1. A quality 3D depth sensing camera must be used.

2. Handles are needed to reduce movement by a significant factor. Also serve as a safety measure.

3. The right speed must be chosen for an accurate scan.

We asked Greg how they designed the system to maximize for quality. It turns out they did quite a bunch of research before they came out with the first production unit several years ago. Here are the biggest learnings.

1. Camera: Some brands use a Kinect camera that you can literally get off eBay for under $20 dollars. While this does not exactly match price to quality, in general we can draw some connection to off the shelf hardware that is “hacked” to do something else. If your entire system is based off a camera that is used to play games for a 10 year old, that would give me pause. Plus, it’s no longer produced by Microsoft, which gives me another pause. Now, moving on to the data experiments.

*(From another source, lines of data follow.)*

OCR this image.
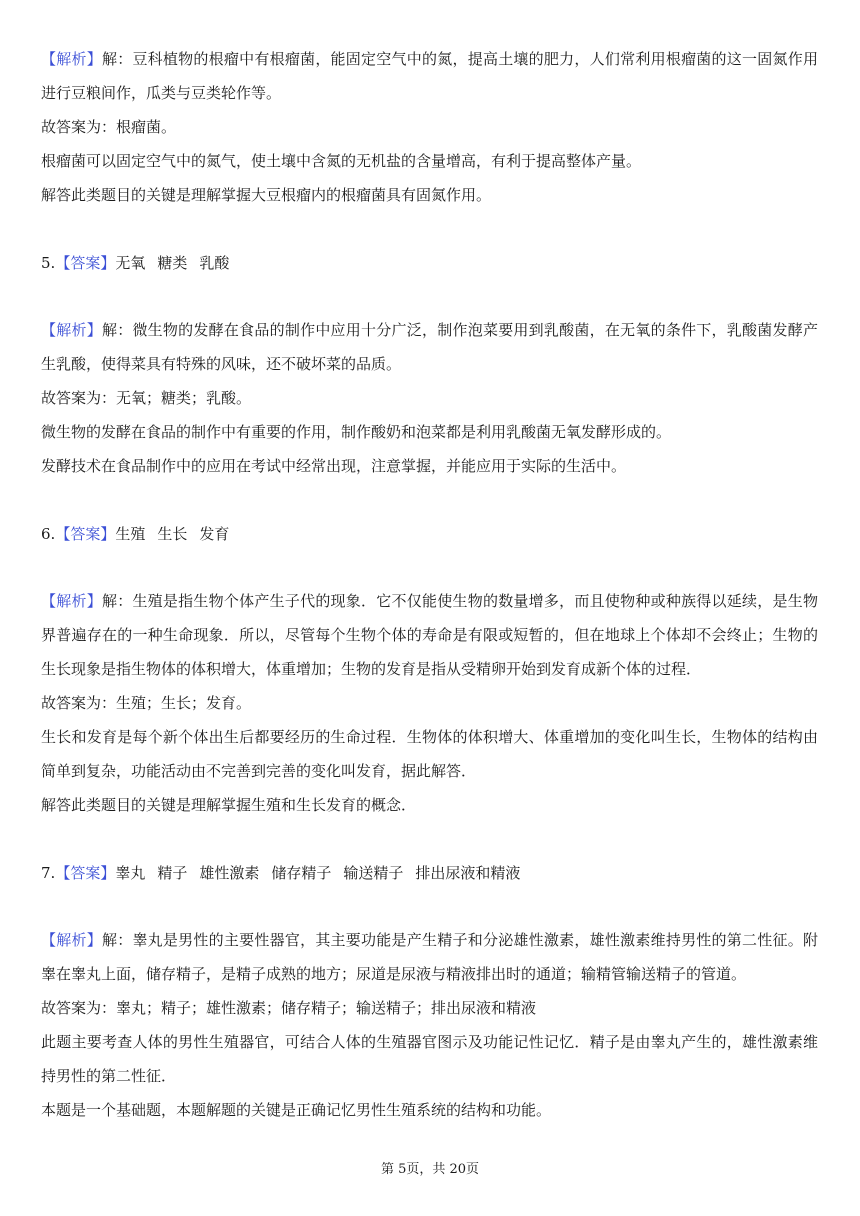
【解析】解：豆科植物的根瘤中有根瘤菌，能固定空气中的氮，提高土壤的肥力，人们常利用根瘤菌的这一固氮作用
进行豆粮间作，瓜类与豆类轮作等。
故答案为：根瘤菌。
根瘤菌可以固定空气中的氮气，使土壤中含氮的无机盐的含量增高，有利于提高整体产量。
解答此类题目的关键是理解掌握大豆根瘤内的根瘤菌具有固氮作用。
5.【答案】无氧 糖类 乳酸
【解析】解：微生物的发酵在食品的制作中应用十分广泛，制作泡菜要用到乳酸菌，在无氧的条件下，乳酸菌发酵产
生乳酸，使得菜具有特殊的风味，还不破坏菜的品质。
故答案为：无氧；糖类；乳酸。
微生物的发酵在食品的制作中有重要的作用，制作酸奶和泡菜都是利用乳酸菌无氧发酵形成的。
发酵技术在食品制作中的应用在考试中经常出现，注意掌握，并能应用于实际的生活中。
6.【答案】生殖 生长 发育
【解析】解：生殖是指生物个体产生子代的现象．它不仅能使生物的数量增多，而且使物种或种族得以延续，是生物
界普遍存在的一种生命现象．所以，尽管每个生物个体的寿命是有限或短暂的，但在地球上个体却不会终止；生物的
生长现象是指生物体的体积增大，体重增加；生物的发育是指从受精卵开始到发育成新个体的过程．
故答案为：生殖；生长；发育。
生长和发育是每个新个体出生后都要经历的生命过程．生物体的体积增大、体重增加的变化叫生长，生物体的结构由
简单到复杂，功能活动由不完善到完善的变化叫发育，据此解答．
解答此类题目的关键是理解掌握生殖和生长发育的概念．
7.【答案】睾丸 精子 雄性激素 储存精子 输送精子 排出尿液和精液
【解析】解：睾丸是男性的主要性器官，其主要功能是产生精子和分泌雄性激素，雄性激素维持男性的第二性征。附
睾在睾丸上面，储存精子，是精子成熟的地方；尿道是尿液与精液排出时的通道；输精管输送精子的管道。
故答案为：睾丸；精子；雄性激素；储存精子；输送精子；排出尿液和精液
此题主要考查人体的男性生殖器官，可结合人体的生殖器官图示及功能记性记忆．精子是由睾丸产生的，雄性激素维
持男性的第二性征．
本题是一个基础题，本题解题的关键是正确记忆男性生殖系统的结构和功能。
第 5页，共 20页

2. Handles: Greg reported that when they started the design process they started with handles and without handles. They did one test spinning at 30 seconds of a unit with handles and without handles. The hardware unit without handles experienced consistently twice (2x) as much movement as the hardware unit with handles! That’s a lot of movement to consider when a camera is capturing loads of data every second and trying to construct a 3D model of your body.


You can give this a try at home: Hold your arms straight out and look at your fingertips (spread apart) for about 10 seconds. There is a good chance that you will see your fingers moving slightly up and down. Maybe even your arm? Imagine taking a photo from 30 inches away at intervals of 1 second and 2 seconds. Then you need to average those 2 points together in 3D space. These might seem like little movements, but they are big movements if you consider they are the foundation for your scans and your mapping the human body.

There is one other important safety consideration about handles. Imagine a 60 year old client whose balance is poor and perhaps they are overweight. Now imagine asking them to stand still on a rotating platform without falling off as it spins. Does this sounds safe to you? Visualize for a minute that moment when the platform is spinning and think about what happens if they fall off.

3. Speed: The last item we mentioned was speed. We did an additional test where we tried to see if we could scan a person at 17 seconds instead of 30. Why not? Quicker is better, right? What we found was that capturing a person’s 3D body scan had 4x more movement without handles and at 17 seconds. Thus, 17seconds was too fast to consistently deliver an accurate scan.

All these small experiments might seem small, but at Fit3D we deliver the best 3D body scans possible. This is why we have handles and run all our machines at a 35 second scan time.

While I am sure that you could cut some corners and do without these features, but after you know the science behind how to minimize any error in your system, why would you settle for less?